This playbook is the closure playbook for the AI IR Overlay series. It runs after Playbook 01 (response) has contained an incident and after the Minimum Evidence Set has been captured. Its purpose is to convert the lessons of that incident into structural controls. Not commentary in the post-mortem document, but enforced code, configuration, and policy changes that hold up under future pressure.

The discipline that makes this work is the five-business-day post-incident hardening SLA. Every incident must produce at least one meaningful, tested control improvement within five business days of closure, supported by pre-incident and post-incident metric data showing the change reduced risk. No exceptions. The SLA is enforced by the CISO or designated Incident Commander, not by the agent owner.

Use this playbook when: an incident has reached M5 Controlled Re-Enable, the Six Triage Questions have been answered and logged, the A–F evidence set has been captured, and the team is moving from response into closure.
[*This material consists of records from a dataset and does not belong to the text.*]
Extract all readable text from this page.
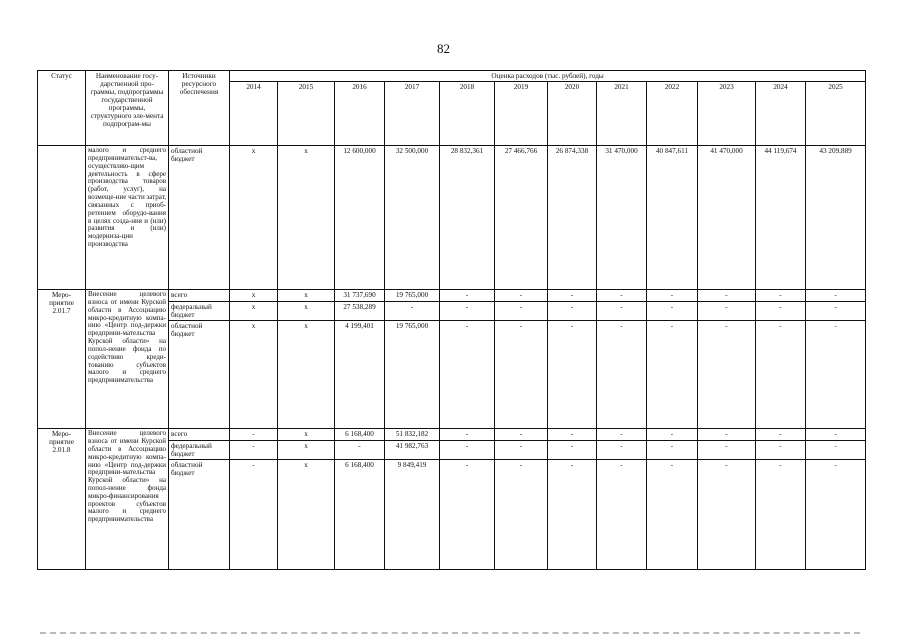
82
Статус	Наименование госу-дарственной про-граммы, подпрограммы государственной программы, структурного эле-мента подпрограм-мы	Источники ресурсного обеспечения	Оценка расходов (тыс. рублей), годы											
			2014	2015	2016	2017	2018	2019	2020	2021	2022	2023	2024	2025
	малого и среднего предпринимательст-ва, осуществляю-щим деятельность в сфере производства товаров (работ, услуг), на возмеще-ние части затрат, связанных с приоб-ретением оборудо-вания в целях созда-ния и (или) развития и (или) модерниза-ции производства	областной бюджет	x	x	12 600,000	32 500,000	28 832,361	27 466,766	26 874,338	31 470,000	40 847,611	41 470,000	44 119,674	43 209,889
Меро-приятие 2.01.7	Внесение целевого взноса от имени Курской области в Ассоциацию микро-кредитную компа-нию «Центр под-держки предприни-мательства Курской области» на попол-нение фонда по содействию креди-тованию субъектов малого и среднего предпринимательства	всего	x	x	31 737,690	19 765,000	-	-	-	-	-	-	-	-
		федеральный бюджет	x	x	27 538,289	-	-	-	-	-	-	-	-	-
		областной бюджет	x	x	4 199,401	19 765,000	-	-	-	-	-	-	-	-
Меро-приятие 2.01.8	Внесение целевого взноса от имени Курской области в Ассоциацию микро-кредитную компа-нию «Центр под-держки предприни-мательства Курской области» на попол-нение фонда микро-финансирования проектов субъектов малого и среднего предпринимательства	всего	-	x	6 168,400	51 832,182	-	-	-	-	-	-	-	-
		федеральный бюджет	-	x	-	41 982,763	-	-	-	-	-	-	-	-
		областной бюджет	-	x	6 168,400	9 849,419	-	-	-	-	-	-	-	-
Mental Model clause engaged: if it can change, manage it as software, with rollback and auditability. Hardening changes are software deployments. They get versioned, reviewed, deployed, and monitored. Not added as bullet points to a runbook nobody reads.

First-Hour Actions

Hardening starts within one hour of incident closure, not weeks later. The first hour is about scoping the fix list, not building it.

Minute Action
0–10 Open a clean Fix List document. Reference the decision log and the Minimum Evidence Set capture.
10–25 List every candidate control discovered during the incident. Include ones that would not have prevented this incident but should exist anyway. Do not filter yet.
25–40 For each candidate, classify by impact: (B) reduces blast radius · (E) improves evidence · (R) prevents recurrence · (V) validates recovery.
40–50 Select 3 to 5 high-impact controls for immediate implementation. The rest go into a backlog reviewed quarterly with the Maturity Roadmap.
50–60 Assign owner + deadline + acceptance criteria for each of the 3–5 selected controls. Deadline = 5 business days from incident closure.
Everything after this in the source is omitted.